Thursday, December 07, 2017

Thursday Morning Links

This and that for your Thursday reading.

- Robert Reich reminds us that sustainable economic growth is the product of bottom-up development, not a top-down trickle of wealth:
What’s the real formula for growth? Better access to education, healthcare, and transportation, all of which make workers more productive.

These more productive workers command higher wages. With higher wages, they purchase more goods and services. These purchases motivate companies to expand and invest, and create more and better jobs.

American experienced this virtuous cycle for thirty years after World War II. We invested unprecedented sums in education, healthcare, and infrastructure. We financed these investments through higher taxes on the rich and on big corporations.

The economy boomed and wages shot upward. The wages of the bottom fifth rose even faster than the wages of the top fifth. This unleashed consumer spending, which generated more growth.

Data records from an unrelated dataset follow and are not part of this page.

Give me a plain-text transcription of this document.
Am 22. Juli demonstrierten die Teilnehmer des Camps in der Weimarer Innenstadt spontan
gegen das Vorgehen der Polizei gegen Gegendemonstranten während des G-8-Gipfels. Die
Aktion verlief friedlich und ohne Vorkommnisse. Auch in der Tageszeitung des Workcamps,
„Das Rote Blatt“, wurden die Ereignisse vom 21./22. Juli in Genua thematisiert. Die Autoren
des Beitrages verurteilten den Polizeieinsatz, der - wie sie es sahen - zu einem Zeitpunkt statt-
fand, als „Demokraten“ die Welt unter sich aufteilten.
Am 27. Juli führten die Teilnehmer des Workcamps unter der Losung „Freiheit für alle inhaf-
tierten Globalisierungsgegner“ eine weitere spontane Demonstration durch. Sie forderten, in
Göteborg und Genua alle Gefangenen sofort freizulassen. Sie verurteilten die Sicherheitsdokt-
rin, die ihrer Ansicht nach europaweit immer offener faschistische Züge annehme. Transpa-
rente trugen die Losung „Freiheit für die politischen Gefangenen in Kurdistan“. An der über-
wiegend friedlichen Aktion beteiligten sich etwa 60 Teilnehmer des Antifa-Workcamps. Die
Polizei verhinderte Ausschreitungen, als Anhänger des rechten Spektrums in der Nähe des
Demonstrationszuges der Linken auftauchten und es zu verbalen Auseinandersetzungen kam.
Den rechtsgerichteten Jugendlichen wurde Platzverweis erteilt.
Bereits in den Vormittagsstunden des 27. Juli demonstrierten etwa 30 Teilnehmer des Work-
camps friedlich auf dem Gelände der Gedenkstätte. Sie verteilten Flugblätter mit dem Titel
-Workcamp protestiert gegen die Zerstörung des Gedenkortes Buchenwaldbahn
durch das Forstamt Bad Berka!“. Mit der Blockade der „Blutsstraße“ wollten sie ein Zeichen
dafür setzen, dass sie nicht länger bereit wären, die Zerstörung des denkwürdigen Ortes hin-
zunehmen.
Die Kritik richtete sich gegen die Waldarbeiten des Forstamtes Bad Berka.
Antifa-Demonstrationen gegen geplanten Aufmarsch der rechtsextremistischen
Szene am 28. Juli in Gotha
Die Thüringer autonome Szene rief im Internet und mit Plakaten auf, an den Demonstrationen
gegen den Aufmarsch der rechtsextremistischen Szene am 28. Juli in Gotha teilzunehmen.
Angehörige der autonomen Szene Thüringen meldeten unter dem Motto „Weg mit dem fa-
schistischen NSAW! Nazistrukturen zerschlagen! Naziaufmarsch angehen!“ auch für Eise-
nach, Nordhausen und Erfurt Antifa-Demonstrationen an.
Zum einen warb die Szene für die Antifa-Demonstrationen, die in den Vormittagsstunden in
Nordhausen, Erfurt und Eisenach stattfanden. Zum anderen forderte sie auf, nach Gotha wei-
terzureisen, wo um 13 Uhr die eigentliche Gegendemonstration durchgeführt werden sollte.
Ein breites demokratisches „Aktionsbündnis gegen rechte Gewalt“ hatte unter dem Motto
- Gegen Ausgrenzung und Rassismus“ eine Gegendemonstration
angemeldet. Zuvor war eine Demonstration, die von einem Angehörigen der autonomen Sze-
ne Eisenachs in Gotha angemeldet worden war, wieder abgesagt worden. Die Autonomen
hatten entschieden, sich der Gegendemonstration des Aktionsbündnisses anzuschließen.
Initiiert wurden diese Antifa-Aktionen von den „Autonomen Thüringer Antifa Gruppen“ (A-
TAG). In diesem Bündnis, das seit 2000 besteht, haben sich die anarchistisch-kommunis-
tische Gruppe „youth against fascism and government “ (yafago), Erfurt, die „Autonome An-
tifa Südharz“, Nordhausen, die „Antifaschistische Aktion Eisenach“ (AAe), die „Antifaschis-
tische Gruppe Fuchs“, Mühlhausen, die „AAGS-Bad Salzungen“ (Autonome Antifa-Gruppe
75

The Clinton administration tried this formula on a much smaller scale in the 1990s, raising taxes on the top and investing in education and infrastructure. The economy boomed, 23 million new jobs were created, and for the first time since the late 1970s the typical American’s wage rose.
For years, Republicans have been selling tax cuts by lying that they spur growth, which trickles down to average Americans.

For just as long, Democrats have been selling fairness, but without explaining why a fairer economy is also more productive and prosperous.

It’s time for Democrats to make the case. It has the virtue of being true.
- Meanwhile, Simon Wren-Lewis comments on the importance of investing in our social and economic future, then reminds us why we shouldn't obsess over modest government deficits when human well-being is at stake.

- Norman Farrell reviews how the B.C. Libs and their corporate donors looted what had been a well-run and efficient BC Hydro.

- Finally, Juliette Garside discusses the EU's moves toward naming and blacklisting tax havens.